Atlanta’s fate, and by extension Quinn’s, rests in the hands of two units: the defense and the offensive line.
As a former defensive coordinator, you would expect Quinn to have some level of competence on that side of the ball. Yet the Falcons have finished 20th or worse in total defense and 23rd or worse in scoring defense three of the last four years. Lack of depth and injuries have been consistent problems. However it was a red flag last year when the unit improved suddenly and mightily the moment that Quinn stopped making the defensive calls.
Raheem Morris will open the 2020 season as the Falcons defensive coordinator. He took over for Atlanta after the Falcons Week 9 bye last season, and the defense went from allowing an average of 31.3 points per game in their first eight games to just 18.6 per game in their final eight.
The biggest issue for the defense is still the pass rush. It’s been THE issue for the Falcons defense for more than a decade, with the team failing to register more than 40 sacks in a season since 2004. Atlanta managed just 28 sacks last season, and the only notable upgrade this offseason was swapping one underachieving former first-round pick (Vic Beasley) for another (Dante Fowler).
Quinn has tried to build his defense based on the concept of speed. The reality has been a unit that’s been easily pushed around and overpowered. How Atlanta’s defense responds to Morris’ leadership will be the defining storyline of the Falcons season. And the offensive line’s performance will be a close second.
Last year Dmitroff invested two first-round draft picks to shore up the line, selecting Chris Lindstrom and Kaleb McGary. Lindstrom played in just five games, and McGary led all tackles in sacks allowed (13). Veterans James Carpenter and Jake Matthews will hold down the left side of the line, with Alex Mack anchoring the center. But how well Lindstrom and McGary play this year could have a major impact on the offense.
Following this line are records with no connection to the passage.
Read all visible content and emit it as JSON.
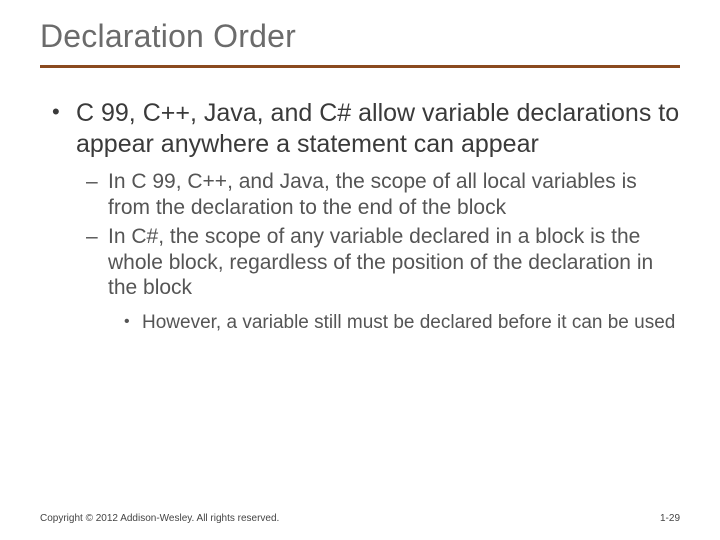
{
  "title": "Declaration Order",
  "bullets": {
    "l1_0": "C 99, C++, Java, and C# allow variable declarations to appear anywhere a statement can appear",
    "l2_0": "In C 99, C++, and Java, the scope of all local variables is from the declaration to the end of the block",
    "l2_1": "In C#, the scope of any variable declared in a block is the whole block, regardless of the position of the declaration in the block",
    "l3_0": "However, a variable still must be declared before it can be used"
  },
  "footer": {
    "copyright": "Copyright © 2012 Addison-Wesley. All rights reserved.",
    "page": "1-29"
  }
}
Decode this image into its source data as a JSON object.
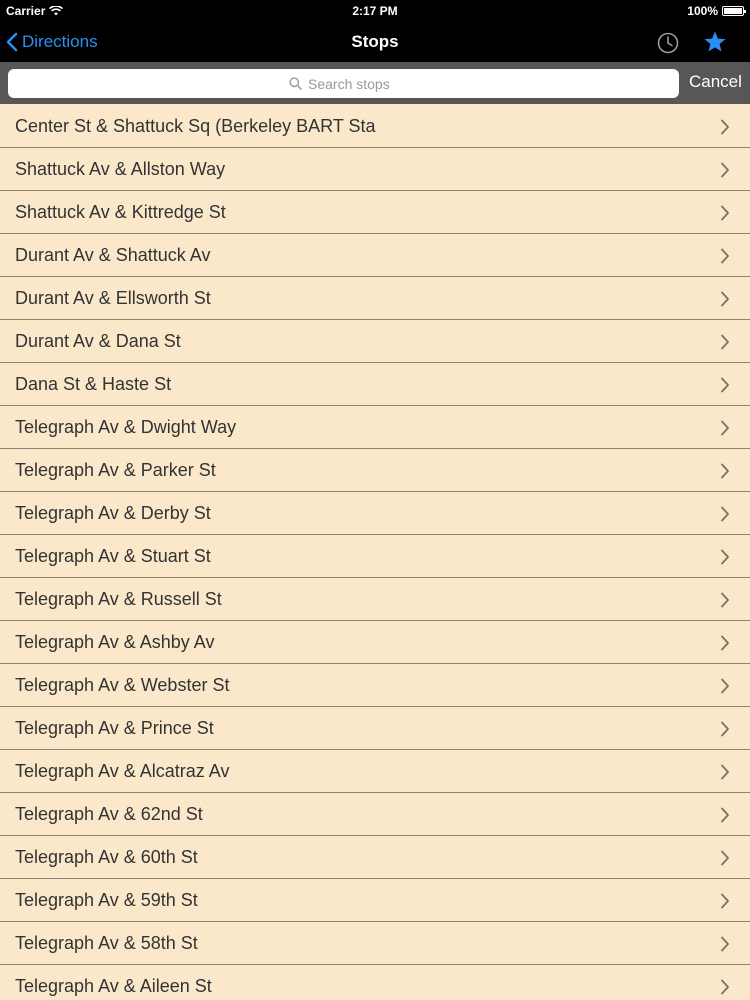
{
  "status": {
    "carrier": "Carrier",
    "time": "2:17 PM",
    "battery": "100%"
  },
  "nav": {
    "back_label": "Directions",
    "title": "Stops",
    "accent_color": "#2a8ff2"
  },
  "search": {
    "placeholder": "Search stops",
    "value": "",
    "cancel_label": "Cancel"
  },
  "stops": [
    "Center St & Shattuck Sq (Berkeley BART Sta",
    "Shattuck Av & Allston Way",
    "Shattuck Av & Kittredge St",
    "Durant Av & Shattuck Av",
    "Durant Av & Ellsworth St",
    "Durant Av & Dana St",
    "Dana St & Haste St",
    "Telegraph Av & Dwight Way",
    "Telegraph Av & Parker St",
    "Telegraph Av & Derby St",
    "Telegraph Av & Stuart St",
    "Telegraph Av & Russell St",
    "Telegraph Av & Ashby Av",
    "Telegraph Av & Webster St",
    "Telegraph Av & Prince St",
    "Telegraph Av & Alcatraz Av",
    "Telegraph Av & 62nd St",
    "Telegraph Av & 60th St",
    "Telegraph Av & 59th St",
    "Telegraph Av & 58th St",
    "Telegraph Av & Aileen St"
  ],
  "icons": {
    "wifi": "wifi-icon",
    "back": "chevron-left-icon",
    "history": "clock-icon",
    "favorites": "star-icon",
    "search": "search-icon",
    "row_disclosure": "chevron-right-icon"
  }
}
Then again, with Matt Ryan in control it may not matter at all.
Atlanta has fielded a Top 10 offense six straight years and eight of the last nine seasons. That is a testament to the greatness of Ryan. Because outside of the two years Kyle Shanahan was offensive coordinator (2015-16), Ryan has been forced to operate behind generally substandard offensive lines.
The skill positions have been and continue to be well stocked for the Falcons. Julio Jones continues to build his Hall of Fame resume. Minnesota washout Laquon Treadwell will attempt to revitalize his career as the No. 3 wideout behind Jones and Calvin Ridley. And Hayden Hurst is an upgrade at tight end over departed Austin Hooper.
Todd Gurley’s health and productivity will be a major subplot for this offense this year as well. Gurley is reportedly healthy after two substandard seasons with the Rams. If he can regain some of his burst, then the Falcons will have another major weapon. But if Gurley is washed up, Atlanta doesn’t have a second option in the backfield.
Tom Brady’s migration to Tampa Bay has certainly complicated Atlanta’s hopes for an NFC South title. And if the Falcons are going to compete for a slot in the postseason, they will have to overcome one of the most difficult schedules in the league.
Atlanta opens the year against four of the better teams in the NFC: Seattle, at Dallas, Chicago and at Green Bay. Two games against the rebuilding Panthers and two home games against Detroit and Las Vegas are the only relative soft spots on the schedule. And the Falcons have an absolutely brutal December, featuring games against New Orleans, at the Los Angeles Chargers, against Tampa Bay and then at Kansas City and at Tampa Bay to close the campaign.
The Falcons are not a bad team. They just don’t have enough depth, and I don’t think that they are physically strong enough to hold up against a rugged schedule. They are going to be extremely competitive and will pull more than their share of upsets. I wouldn’t touch this number with a 10-foot pole, and they are going to finish somewhere around .500, give or take one win. But if I miss on this one I’d rather miss with them exceeding my expectations.
Take Atlanta Falcons ‘Under’ 7.5 Wins.